Costas laughed as we arrived at the restaurant. I almost slid on the step, and he steadied me. The rain lashed over the wooden planks as we stepped inside. “Doesn’t it explain so much, just being here?”

We sat down at a table. His eyes were cat’s eyes. “You’re so much like her,” I whispered.

He reached over and put his hands on mine. I jumped slightly, then settled into his touch. So much was going through me, and it was hard to understand: how much was him, how much was her, how much was just what was inside me

We were quiet, taking each other in. The waitress brought us coffee, and I released his hands, took a long sip. The anxiety moving through me didn’t fade. I stared out the window, at the muddy street outside. I focused on a familiar-looking woman and for a moment my heart leapt, until I realized it was the black-haired woman from the riverboat. I looked around the restaurant at all the men and women eating and talking.
Everyone’s eyes seemed to be bright blue or green, the colors of the river and the leaves.

“You knew her, Tessa,” Costas said then. “I never knew my mother or anyone related to her. I would give anything for just a few minutes with her. It was just my father and me, always, in the middle of nowhere.”

Something changed in the way he looked at me. I could feel myself blushing and glanced down, embarrassed. “I’m just afraid that you want too much,” he said.
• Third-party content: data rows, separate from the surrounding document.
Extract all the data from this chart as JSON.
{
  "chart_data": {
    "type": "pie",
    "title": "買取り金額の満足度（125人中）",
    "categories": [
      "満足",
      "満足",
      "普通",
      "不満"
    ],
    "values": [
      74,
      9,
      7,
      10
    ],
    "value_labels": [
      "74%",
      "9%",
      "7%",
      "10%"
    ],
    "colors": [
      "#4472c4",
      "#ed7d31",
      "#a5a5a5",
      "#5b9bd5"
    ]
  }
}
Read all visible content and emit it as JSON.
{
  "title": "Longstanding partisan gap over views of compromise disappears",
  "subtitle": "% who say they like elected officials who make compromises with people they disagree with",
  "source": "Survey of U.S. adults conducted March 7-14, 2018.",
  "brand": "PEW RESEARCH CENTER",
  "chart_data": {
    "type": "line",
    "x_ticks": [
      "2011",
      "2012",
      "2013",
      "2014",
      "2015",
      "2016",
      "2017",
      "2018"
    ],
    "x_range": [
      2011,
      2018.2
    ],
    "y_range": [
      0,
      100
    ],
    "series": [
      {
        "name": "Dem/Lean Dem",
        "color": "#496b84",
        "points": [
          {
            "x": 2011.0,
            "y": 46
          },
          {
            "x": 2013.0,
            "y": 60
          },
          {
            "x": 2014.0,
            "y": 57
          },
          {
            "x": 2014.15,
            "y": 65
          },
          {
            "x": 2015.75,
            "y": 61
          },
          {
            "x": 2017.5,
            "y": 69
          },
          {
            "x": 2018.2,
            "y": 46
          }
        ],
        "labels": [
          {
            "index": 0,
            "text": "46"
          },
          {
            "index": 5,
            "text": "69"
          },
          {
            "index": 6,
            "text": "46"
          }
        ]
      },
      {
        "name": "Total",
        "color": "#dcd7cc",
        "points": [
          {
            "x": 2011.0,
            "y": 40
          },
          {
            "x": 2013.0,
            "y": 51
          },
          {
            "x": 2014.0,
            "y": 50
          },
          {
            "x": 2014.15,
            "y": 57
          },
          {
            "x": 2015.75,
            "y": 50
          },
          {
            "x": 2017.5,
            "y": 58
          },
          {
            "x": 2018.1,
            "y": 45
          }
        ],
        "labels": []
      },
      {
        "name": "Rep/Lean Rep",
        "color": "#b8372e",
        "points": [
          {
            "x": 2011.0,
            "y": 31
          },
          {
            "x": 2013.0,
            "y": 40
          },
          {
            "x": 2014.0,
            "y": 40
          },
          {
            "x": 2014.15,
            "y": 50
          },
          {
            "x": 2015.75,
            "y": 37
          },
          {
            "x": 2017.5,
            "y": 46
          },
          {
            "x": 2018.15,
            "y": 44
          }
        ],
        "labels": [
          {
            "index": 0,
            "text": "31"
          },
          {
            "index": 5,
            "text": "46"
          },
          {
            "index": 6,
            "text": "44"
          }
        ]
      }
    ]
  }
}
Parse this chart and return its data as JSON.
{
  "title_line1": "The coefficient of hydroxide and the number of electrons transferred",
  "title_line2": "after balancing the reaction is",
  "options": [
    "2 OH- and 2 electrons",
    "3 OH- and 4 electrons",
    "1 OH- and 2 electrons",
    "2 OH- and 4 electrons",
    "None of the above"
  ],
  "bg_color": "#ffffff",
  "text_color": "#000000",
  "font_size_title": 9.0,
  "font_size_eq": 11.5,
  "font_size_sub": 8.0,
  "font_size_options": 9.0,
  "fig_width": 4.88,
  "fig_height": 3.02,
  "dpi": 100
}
The waitress set our eggs in front of us, and I looked up, met her eye. She smiled vaguely. I looked over at Costas and then back up at her. She was so pale, with long, black hair. She looked like Mary, and like Costas. You could tell they all came from the same part of the world. I had a strange, sudden sense of being all alone.

“Excuse me,” I said. “I’m wondering if you remember a girl named Mary Finn.”

“I don’t think so,” she said, squinting at me.

I nodded, tried not to show my disappointment. Costas began eating his eggs.

“She lived here a long time ago. Maybe you’re too young.”